Deux personnes seulement l’accompagnaient, sa camériste, en même temps sa sœur de lait, nommé Clara, et un parent de celle-ci nommé Jérôme Desrieux, homme de trente-deux ans au plus, ancien zouave, d’une bravoure à toute épreuve : elle en avait fait son intendant, et elle avait en lui une entière confiance.

Ces deux personnes étaient dévouées à la comtesse, dont elles ne se séparaient jamais ; elles ne parlaient jamais de leur maîtresse qu’avec vénération.

On avait vainement essayé d’obtenir par elles des renseignements sur la comtesse.

Trois mois à peu près avant le jour où nous la rencontrons en pleine apacheria, madame de Valenfleurs avait reçu de France une lettre renfermant sans doute des nouvelles d’une haute importance, car elle avait aussitôt fait les préparatifs d’un long voyage.

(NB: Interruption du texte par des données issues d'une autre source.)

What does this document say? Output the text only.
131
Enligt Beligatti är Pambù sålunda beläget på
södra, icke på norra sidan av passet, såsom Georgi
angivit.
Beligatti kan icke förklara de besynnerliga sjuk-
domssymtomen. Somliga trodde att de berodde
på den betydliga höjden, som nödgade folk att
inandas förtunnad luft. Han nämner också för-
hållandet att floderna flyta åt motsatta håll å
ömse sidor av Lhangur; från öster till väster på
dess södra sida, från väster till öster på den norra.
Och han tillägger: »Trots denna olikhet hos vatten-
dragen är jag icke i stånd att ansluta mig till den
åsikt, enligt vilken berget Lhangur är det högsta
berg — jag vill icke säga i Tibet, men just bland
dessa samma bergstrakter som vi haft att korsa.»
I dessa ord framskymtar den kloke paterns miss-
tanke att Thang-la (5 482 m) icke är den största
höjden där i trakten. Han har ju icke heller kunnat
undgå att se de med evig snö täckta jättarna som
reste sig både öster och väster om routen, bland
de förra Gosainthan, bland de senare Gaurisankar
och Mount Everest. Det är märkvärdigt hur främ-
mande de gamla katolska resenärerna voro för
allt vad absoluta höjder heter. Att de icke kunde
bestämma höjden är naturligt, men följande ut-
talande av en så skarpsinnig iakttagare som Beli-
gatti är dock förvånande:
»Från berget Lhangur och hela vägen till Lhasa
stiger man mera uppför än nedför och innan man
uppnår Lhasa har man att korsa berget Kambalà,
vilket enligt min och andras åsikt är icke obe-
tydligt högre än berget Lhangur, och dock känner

Elle avait engagé des coureurs des bois canadiens, loué des domestiques ou peones, et s’était mise en route pour le Mexique, sans même révéler aux quelques personnes de son intimité les causes et le but de son voyage, qui était ainsi demeuré secret.

En arrivant sur le territoire indien, elle avait engagé, en qualité de guide, trois guerriers comanches, sur la recommandation de Charbonneau, dont ils étaient connus.

Deux jours avant celui où nous avons rencontré la comtesse, elle s’était séparée de Jérôme, qui était parti en avant en compagnie d’un des guerriers comanches, chargé, selon toute apparence, d’une mission importante, mais que, seuls, la comtesse et lui connaissaient.

Voilà tout ce qui avait transpiré dans le public sur madame de Valenfleurs.

Ce n’était pas beaucoup.

Aussi, a New-York et aux Trois-Rivières, la curiosité était-elle extrême.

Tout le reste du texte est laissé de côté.